Married in the pre-war forties, Rhoda is of a certain generation, society strictly proscribing her role as caretaker and helpmeet for her husband. Although reality is often disappointing, certain things are expected. Not one to waste time on introspection, Rhoda tackles motherhood with determination if not joy, more comfortable parenting from a distance. Handling daily skirmishes with some disinterest, as though waiting for life to begin, Rhoda realizes after the fact that it has passed her by.

Rhoda remains disconnected from reality for all her easy sarcasm, floating slightly above the surface of each day, whether engaged in her marriage with Leonard or carrying out her maternal obligations. Rhoda’s marriage has allowed her certain comforts, if not luxury, but a change of fortune leaves her unable to form any coherent plan for the future. In this context, the private landscape of Rhoda’s detachment is quite stunning, her skewed perception and isolation from others rendering this character surprisingly sympathetic.

Whatever her disappointments, Rhoda hides them well, presenting a flawless façade to the world. Instinctively more comfortable with wisecracks than affection, from the first day of her marriage, she is emotionally guarded with her husband, believing romance belongs in the privacy of the bedroom. The girls, Suzanne and Claire, naturally gravitate to their father, who listens to their childish concerns, Rhoda likely to exact obedience in lieu of comfort. Unexpected loss leaves Rhoda particularly unmoored. Surprised by circumstances outside of her control, she copes by keeping herself too busy to ponder her terrifyingly altered situation.

Rhoda’s ordinariness provides the strength of the novel, the familiar dramas of daily life played out without much fanfare although her heart beats wildly at every turn. Knowing only the confines of a limited world, Rhoda is often stunned by the banality of daily existence, the measured rewards of parenthood and the few comforts of her life. She has never asked for much, shocked to see how little her sacrifices matter in the end.

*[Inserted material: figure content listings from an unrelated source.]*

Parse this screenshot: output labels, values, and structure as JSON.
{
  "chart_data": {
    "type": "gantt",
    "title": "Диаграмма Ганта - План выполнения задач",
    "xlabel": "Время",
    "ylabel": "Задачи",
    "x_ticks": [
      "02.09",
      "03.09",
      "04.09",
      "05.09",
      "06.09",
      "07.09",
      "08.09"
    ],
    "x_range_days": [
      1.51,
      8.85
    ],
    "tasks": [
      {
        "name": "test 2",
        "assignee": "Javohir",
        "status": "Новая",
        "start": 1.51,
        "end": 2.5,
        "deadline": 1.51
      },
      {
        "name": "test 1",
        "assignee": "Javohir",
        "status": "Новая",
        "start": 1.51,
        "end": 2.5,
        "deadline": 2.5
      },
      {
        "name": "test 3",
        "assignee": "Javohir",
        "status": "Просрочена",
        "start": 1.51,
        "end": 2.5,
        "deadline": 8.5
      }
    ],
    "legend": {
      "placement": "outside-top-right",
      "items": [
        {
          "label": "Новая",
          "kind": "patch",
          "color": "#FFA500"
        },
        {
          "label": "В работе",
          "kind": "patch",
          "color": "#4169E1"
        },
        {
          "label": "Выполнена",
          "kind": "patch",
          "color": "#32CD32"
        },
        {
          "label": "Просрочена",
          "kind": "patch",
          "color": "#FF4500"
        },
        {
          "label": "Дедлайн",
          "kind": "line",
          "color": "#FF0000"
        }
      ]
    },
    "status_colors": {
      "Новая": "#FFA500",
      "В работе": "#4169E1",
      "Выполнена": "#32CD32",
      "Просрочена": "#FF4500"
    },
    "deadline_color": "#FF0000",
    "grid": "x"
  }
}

In her introduction, Mona Simpson speaks of the novel’s “tightly managed point of view,” an inspired description of a woman who embraces her failures and instinctive dislocation, her quiet helplessness in the face of the unexpected. This very constriction is riveting, Rhoda furious in her restraint, her acquiescence to convention, believing she is “a normal woman with an attractive fate who was trapped inside a mistake.”